Much to the dismay of our own army’s lawyers, they fail to understand, or care, that the Geneva Conventions protect our own military people. Given their disdain for lesser beings, it is most likely that they just don’t care.
(See transcripts and additional information related to the Friday, May 21 broadcast of “Bill Moyers NOW” on public television on the program’s Web site. Scott Horton of the New York City Bar Association, said during an interview on the show that members of the Army’s Judge Advocate General’s organization approached his association for help in fighting the administration’s rejection of the conventions.)
That kind of megalomania is – what?
That’s right gang: Insane.
It is the same sort of madness that has afflicted murderous dictators since time began.
Think that’s overstated? Again, read the journals that actually cover the world and public affairs. The quotes are there. The right wing nuts condemn themselves by their own words. Unless you live in Washington, New York or Los Angeles, you won’t usually find the reports in your local newspaper, or they will be paraphrased in such a way as to appear insignificant. Even the big papers are avoiding as much of the White House weirdness as they can. The stories often are ignored by Time, Newsweek and all of the other “news” magazines that now generally feature pop stars and young film actresses on their covers.

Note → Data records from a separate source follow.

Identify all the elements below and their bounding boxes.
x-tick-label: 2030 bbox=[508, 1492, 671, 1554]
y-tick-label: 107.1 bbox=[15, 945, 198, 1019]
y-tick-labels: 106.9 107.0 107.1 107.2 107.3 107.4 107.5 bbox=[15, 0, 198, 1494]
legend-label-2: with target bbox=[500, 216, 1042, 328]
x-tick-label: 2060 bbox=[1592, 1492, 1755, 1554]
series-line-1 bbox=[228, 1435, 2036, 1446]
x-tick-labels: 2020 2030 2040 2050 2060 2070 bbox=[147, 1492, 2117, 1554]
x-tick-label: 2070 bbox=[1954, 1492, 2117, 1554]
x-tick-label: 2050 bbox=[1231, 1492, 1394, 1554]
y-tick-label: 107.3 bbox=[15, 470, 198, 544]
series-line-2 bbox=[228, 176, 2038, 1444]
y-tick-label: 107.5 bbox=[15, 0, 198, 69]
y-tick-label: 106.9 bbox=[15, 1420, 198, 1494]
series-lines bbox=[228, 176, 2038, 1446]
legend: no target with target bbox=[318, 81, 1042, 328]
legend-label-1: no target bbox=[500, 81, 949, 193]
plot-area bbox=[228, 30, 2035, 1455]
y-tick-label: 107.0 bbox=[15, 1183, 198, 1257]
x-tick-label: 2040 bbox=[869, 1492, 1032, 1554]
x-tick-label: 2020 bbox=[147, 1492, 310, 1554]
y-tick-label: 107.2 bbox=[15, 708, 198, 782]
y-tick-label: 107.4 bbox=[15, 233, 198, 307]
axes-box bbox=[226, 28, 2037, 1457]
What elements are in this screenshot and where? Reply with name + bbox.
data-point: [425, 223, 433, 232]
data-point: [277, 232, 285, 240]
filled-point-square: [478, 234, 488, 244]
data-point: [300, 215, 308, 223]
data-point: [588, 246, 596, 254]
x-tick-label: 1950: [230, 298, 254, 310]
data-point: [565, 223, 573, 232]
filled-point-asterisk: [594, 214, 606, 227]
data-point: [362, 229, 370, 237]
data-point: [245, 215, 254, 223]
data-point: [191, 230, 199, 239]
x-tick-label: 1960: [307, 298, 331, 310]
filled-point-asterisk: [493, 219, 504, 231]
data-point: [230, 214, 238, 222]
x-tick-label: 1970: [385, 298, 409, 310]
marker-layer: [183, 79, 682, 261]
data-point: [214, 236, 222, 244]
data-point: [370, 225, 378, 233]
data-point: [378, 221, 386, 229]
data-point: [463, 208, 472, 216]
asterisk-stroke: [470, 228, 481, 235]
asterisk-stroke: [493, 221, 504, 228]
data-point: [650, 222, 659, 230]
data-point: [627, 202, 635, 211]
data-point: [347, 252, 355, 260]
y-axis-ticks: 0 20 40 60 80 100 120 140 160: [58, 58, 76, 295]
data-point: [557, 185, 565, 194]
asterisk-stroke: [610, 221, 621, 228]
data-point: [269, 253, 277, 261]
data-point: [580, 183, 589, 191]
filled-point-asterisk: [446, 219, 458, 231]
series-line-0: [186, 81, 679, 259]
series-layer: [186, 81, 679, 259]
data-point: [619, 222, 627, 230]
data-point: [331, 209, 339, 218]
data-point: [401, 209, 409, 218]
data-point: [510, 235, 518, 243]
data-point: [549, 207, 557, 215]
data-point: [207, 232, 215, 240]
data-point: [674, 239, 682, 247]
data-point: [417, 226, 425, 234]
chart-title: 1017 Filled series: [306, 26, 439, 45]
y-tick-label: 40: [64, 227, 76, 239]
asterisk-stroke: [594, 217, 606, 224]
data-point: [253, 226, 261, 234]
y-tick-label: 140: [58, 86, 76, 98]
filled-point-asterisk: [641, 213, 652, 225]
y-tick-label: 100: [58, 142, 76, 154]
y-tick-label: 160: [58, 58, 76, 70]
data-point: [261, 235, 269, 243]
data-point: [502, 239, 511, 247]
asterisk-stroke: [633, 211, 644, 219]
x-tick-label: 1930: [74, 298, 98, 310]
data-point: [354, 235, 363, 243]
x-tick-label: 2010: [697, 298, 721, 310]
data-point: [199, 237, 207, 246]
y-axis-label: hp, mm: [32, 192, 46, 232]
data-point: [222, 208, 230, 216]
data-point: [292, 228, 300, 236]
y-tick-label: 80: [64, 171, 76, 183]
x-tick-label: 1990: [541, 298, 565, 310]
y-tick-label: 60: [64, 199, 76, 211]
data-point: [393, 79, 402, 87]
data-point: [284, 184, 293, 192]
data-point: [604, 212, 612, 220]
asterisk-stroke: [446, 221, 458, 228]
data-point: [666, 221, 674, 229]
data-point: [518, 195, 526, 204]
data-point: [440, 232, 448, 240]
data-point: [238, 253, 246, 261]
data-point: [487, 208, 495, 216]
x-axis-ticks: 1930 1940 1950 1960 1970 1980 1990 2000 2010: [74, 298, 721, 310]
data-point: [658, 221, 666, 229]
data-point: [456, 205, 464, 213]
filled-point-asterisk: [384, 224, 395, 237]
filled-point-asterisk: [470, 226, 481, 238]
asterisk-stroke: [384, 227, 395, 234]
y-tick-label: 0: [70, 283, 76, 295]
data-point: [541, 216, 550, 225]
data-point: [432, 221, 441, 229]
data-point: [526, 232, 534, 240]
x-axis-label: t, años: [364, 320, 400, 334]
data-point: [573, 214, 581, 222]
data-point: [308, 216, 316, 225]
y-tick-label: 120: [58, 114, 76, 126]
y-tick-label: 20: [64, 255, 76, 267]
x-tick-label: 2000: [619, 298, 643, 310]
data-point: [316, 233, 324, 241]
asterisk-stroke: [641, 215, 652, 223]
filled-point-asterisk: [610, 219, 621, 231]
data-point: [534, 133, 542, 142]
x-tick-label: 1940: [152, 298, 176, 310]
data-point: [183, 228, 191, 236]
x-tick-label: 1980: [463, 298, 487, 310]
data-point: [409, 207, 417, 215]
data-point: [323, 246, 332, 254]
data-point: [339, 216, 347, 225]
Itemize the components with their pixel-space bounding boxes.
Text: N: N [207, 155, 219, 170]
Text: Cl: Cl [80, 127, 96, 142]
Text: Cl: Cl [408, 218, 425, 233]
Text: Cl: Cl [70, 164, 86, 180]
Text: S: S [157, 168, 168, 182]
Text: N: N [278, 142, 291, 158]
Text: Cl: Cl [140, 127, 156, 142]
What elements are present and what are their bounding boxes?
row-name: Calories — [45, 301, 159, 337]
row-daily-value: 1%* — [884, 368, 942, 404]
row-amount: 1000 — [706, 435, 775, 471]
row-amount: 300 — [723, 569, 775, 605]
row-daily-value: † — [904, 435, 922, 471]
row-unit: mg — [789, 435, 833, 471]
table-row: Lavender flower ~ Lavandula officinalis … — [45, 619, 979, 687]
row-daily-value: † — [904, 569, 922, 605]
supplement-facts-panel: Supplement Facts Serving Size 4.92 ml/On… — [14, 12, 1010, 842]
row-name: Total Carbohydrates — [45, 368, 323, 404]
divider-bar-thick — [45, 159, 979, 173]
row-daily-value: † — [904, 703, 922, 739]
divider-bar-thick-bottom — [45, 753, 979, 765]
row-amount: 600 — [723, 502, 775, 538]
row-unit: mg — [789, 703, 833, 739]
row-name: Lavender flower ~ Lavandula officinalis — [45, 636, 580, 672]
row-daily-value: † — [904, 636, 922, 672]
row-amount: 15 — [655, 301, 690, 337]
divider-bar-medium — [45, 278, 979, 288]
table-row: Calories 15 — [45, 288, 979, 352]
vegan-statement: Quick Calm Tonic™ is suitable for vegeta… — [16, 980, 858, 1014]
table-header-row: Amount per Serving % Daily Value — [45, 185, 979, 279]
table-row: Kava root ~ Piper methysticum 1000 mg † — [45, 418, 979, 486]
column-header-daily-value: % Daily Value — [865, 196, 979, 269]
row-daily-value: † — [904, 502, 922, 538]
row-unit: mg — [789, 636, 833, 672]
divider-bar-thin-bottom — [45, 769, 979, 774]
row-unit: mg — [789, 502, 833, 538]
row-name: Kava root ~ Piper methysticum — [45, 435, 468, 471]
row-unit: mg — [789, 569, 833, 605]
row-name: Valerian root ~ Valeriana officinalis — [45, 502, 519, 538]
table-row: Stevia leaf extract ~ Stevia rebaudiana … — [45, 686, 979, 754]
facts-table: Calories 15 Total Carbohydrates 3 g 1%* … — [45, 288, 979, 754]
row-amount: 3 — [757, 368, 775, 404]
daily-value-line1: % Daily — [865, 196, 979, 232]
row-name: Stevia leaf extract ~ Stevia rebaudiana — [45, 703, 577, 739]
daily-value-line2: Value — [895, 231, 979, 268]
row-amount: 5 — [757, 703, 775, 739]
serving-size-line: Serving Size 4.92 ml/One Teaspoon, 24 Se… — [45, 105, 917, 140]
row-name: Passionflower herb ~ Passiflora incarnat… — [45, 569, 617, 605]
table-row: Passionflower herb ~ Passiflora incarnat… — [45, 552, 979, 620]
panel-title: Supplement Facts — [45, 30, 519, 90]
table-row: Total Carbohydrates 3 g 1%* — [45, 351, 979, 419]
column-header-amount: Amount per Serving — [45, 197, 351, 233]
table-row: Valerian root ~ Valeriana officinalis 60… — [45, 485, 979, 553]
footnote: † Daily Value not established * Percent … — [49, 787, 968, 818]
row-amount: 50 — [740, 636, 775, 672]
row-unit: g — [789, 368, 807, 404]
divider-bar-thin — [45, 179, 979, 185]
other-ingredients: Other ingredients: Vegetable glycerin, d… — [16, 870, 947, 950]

(“Madmen are running the country? Gimme another shot of J.Lo, and this time let’s see some boobs!”)
There is another aspect to the story of craziness at the top. The wigged out people running the government are there essentially because they bought their way in. They’ve been given and still are being given, previously unimaginable sums by corporate executives and other billionaires and millionaires.
We have to ask why those plutocrats would pay to put our government in the hands of people who demonstrably walk outside the boundaries of rational thought. Stay tuned.
If you see important information that your local press has failed to provide, write them, email them, call them and demand they do their jobs.